Medical Property Loans

Doctors, Dentist, etc, still have a broad range of finance options, despite the current credit crisis. For example 90% financing for medical property loans, on purchases and refinements when collateralized by commercial real estate is still available. Amortization schedules as long as 30 years with fixed rates as long as 10 years is still an option as well. In fact, having the loan amount going beyond the value of the real estate, although unheard in the rest of the industry, is still available for medical professionals (only).

Medical Property Loan

One of the keys here is to realize that there are additional funding sources nearby local banks. For example life insurance companies, foreign banks and other non bank lenders such as hedge funds can offer some really interesting options. For example most traditional banks are currently only offering a max 5 year fixed rate with max 20 year amortization schedules. For many, this risk of having such a short term fixed period is unsettling due to our uncertain times.

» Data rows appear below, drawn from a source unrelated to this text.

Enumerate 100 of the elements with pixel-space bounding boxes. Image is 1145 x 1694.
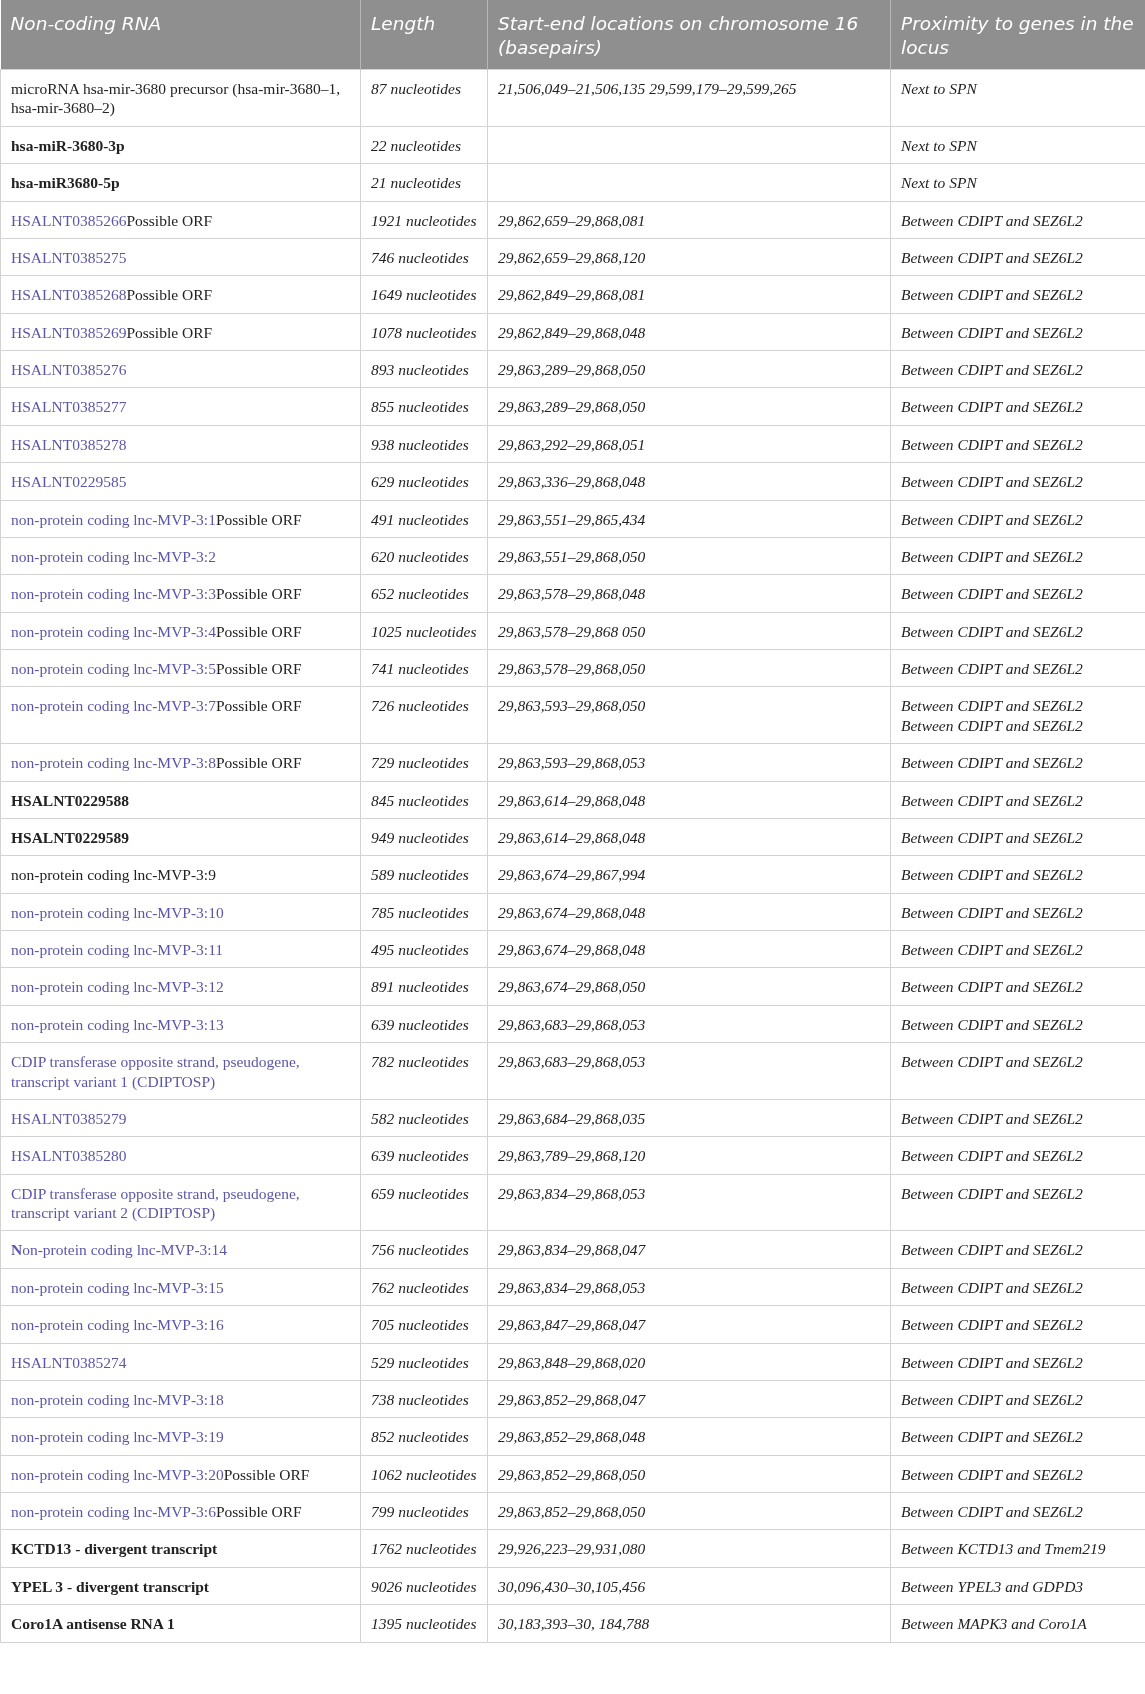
table-cell: Between CDIPT and SEZ6L2 [901,547,1083,565]
table-cell: 855 nucleotides [371,398,469,416]
table-cell: Between CDIPT and SEZ6L2 [901,754,1083,772]
table-cell: Between CDIPT and SEZ6L2 [901,361,1083,379]
column-header: Start-end locations on chromosome 16 (basepairs) [498,13,859,59]
table-cell: 639 nucleotides [371,1147,469,1165]
table-cell: 29,862,849–29,868,081 [498,286,646,304]
table-cell: 845 nucleotides [371,791,469,809]
table-cell: 29,863,674–29,868,048 [498,941,646,959]
link[interactable]: HSALNT0385275 [11,247,127,268]
table-cell: Possible ORF [223,1465,310,1483]
table-cell: 29,863,852–29,868,050 [498,1465,646,1483]
table-cell: Between CDIPT and SEZ6L2 [901,866,1083,884]
table-cell: 491 nucleotides [371,510,469,528]
table-cell: 29,863,578–29,868 050 [498,622,646,640]
table-cell: Between CDIPT and SEZ6L2 [901,1316,1083,1334]
table-cell: 29,863,336–29,868,048 [498,473,646,491]
table-cell: YPEL 3 - divergent transcript [11,1577,210,1595]
link[interactable]: non-protein coding lnc-MVP-3:7 [11,697,216,715]
link[interactable]: HSALNT0385266 [11,211,127,229]
table-cell: 21 nucleotides [371,174,461,192]
table-cell: 799 nucleotides [371,1503,469,1521]
table-cell: 29,863,551–29,868,050 [498,547,646,565]
table-cell: Possible ORF [126,211,213,229]
table-cell: 29,863,674–29,868,048 [498,903,646,921]
table-cell: 582 nucleotides [371,1109,469,1127]
table-cell: KCTD13 - divergent transcript [11,1540,218,1558]
table-cell: 741 nucleotides [371,660,469,678]
table-cell: Possible ORF [126,286,213,304]
link[interactable]: non-protein coding lnc-MVP-3:4 [11,622,216,640]
link[interactable]: non-protein coding lnc-MVP-3:20 [11,1465,224,1483]
link[interactable]: HSALNT0229585 [11,472,127,492]
table-cell: 29,863,578–29,868,048 [498,585,646,603]
link[interactable]: HSALNT0385269 [11,323,127,341]
table-cell: Between CDIPT and SEZ6L2 [901,1184,1083,1202]
table-cell: 1078 nucleotides [371,323,477,341]
link[interactable]: non-protein coding lnc-MVP-3:3 [11,585,216,603]
link[interactable]: HSALNT0385279 [11,1108,127,1129]
table-cell: 938 nucleotides [371,435,469,453]
table-cell: Between KCTD13 and Tmem219 [901,1540,1106,1558]
table-cell: Between CDIPT and SEZ6L2 [901,1465,1083,1483]
table-cell: 705 nucleotides [371,1316,469,1334]
table-cell: Between CDIPT and SEZ6L2 [901,286,1083,304]
table-cell: Between CDIPT and SEZ6L2 [901,1503,1083,1521]
table-cell: 1921 nucleotides [371,211,477,229]
table-cell: 29,926,223–29,931,080 [498,1540,646,1558]
table-cell: 726 nucleotides [371,697,469,715]
table-cell: 87 nucleotides [371,80,461,98]
link[interactable]: HSALNT0385268 [11,286,127,304]
table-cell: Between YPEL3 and GDPD3 [901,1577,1084,1595]
table-cell: 620 nucleotides [371,547,469,565]
table-cell: 29,862,659–29,868,120 [498,248,646,266]
table-cell: 629 nucleotides [371,473,469,491]
table-cell: Possible ORF [215,622,302,640]
table-cell: Between CDIPT and SEZ6L2 [901,1109,1083,1127]
table-cell: Between CDIPT and SEZ6L2 [901,978,1083,996]
table-cell: 29,862,849–29,868,048 [498,323,646,341]
table-cell: Possible ORF [126,323,213,341]
table-cell: 852 nucleotides [371,1428,469,1446]
table-cell: Between CDIPT and SEZ6L2 [901,323,1083,341]
table-cell: 29,863,852–29,868,048 [498,1428,646,1446]
table-cell: HSALNT0229589 [11,828,129,846]
table-cell: Between CDIPT and SEZ6L2 [901,1015,1083,1033]
table-cell: 1649 nucleotides [371,286,477,304]
table-cell: Coro1A antisense RNA 1 [11,1615,175,1633]
table-cell: 29,863,834–29,868,047 [498,1241,646,1259]
link[interactable]: non-protein coding lnc-MVP-3:5 [11,660,216,678]
table-cell: 29,863,614–29,868,048 [498,828,646,846]
column-header: Length [371,13,436,34]
table-cell: 30,096,430–30,105,456 [498,1577,646,1595]
table-cell: 652 nucleotides [371,585,469,603]
link[interactable]: non-protein coding lnc-MVP-3:1 [11,510,216,528]
table-cell: hsa-miR-3680-3p [11,136,125,154]
table-cell: 29,863,292–29,868,051 [498,435,646,453]
table-cell: 29,863,684–29,868,035 [498,1109,646,1127]
table-cell: Between CDIPT and SEZ6L2 [901,660,1083,678]
table-cell: microRNA hsa-mir-3680 precursor (hsa-mir-3680–1, hsa-mir-3680–2) [11,80,341,117]
table-cell: Between CDIPT and SEZ6L2 Between CDIPT and SEZ6L2 [901,697,1083,734]
table-cell: 29,863,289–29,868,050 [498,398,646,416]
link[interactable]: HSALNT0385278 [11,434,127,455]
table-cell: 9026 nucleotides [371,1577,477,1595]
table-cell: 29,863,674–29,867,994 [498,866,646,884]
table-cell: 1025 nucleotides [371,622,477,640]
link[interactable]: non-protein coding lnc-MVP-3:8 [11,754,216,772]
table-cell: Possible ORF [215,697,302,715]
link[interactable]: HSALNT0385274 [11,1352,127,1372]
table-cell: Between CDIPT and SEZ6L2 [901,941,1083,959]
table-cell: hsa-miR3680-5p [11,174,120,192]
table-cell: 495 nucleotides [371,941,469,959]
table-cell: Between CDIPT and SEZ6L2 [901,1428,1083,1446]
link[interactable]: non-protein coding lnc-MVP-3:6 [11,1503,216,1521]
table-cell: Possible ORF [215,660,302,678]
table-cell: HSALNT0229588 [11,791,129,809]
table-cell: Between CDIPT and SEZ6L2 [901,622,1083,640]
table-cell: 785 nucleotides [371,903,469,921]
table-cell: 893 nucleotides [371,361,469,379]
link[interactable]: HSALNT0385277 [11,397,127,417]
link[interactable]: HSALNT0385280 [11,1146,127,1166]
link[interactable]: HSALNT0385276 [11,360,127,380]
column-header: Proximity to genes in the locus [901,13,1134,59]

By doubling the length of the fixed period to 10 years and increasing amortization schedules to 25 or 30 years, doctors have the benefit of the additional security and typically enjoy a lower payment by approximately 15 – 20% (comparing a 20 year vs. a 30 year schedule). This increase in cash flow is a significant point. And again these types of loans are know only available through none bank and non depository lenders.

The last point that these sources are non depository is important. Most traditional banks are now getting very aggressive with asking (really demanding) side business. Ie in order to close your potential medical property loan with them, they will require you to shift your checking, savings and other bank related business to them. Not only can this be time consuming / annoying it also has a negative business component to it as well, that most attorneys will warn you against.

The "Right to Offset" is a nasty little clause that you will find in most traditional banks agreements. What this means is that the banks hold the right to go into your deposit account that you have with them, and take cash out, to offset their losses or potential losses. Granted this is only an issue when you're in trouble (trends are down, cash flow under water) but this is exactly when you need access to your reserves the most.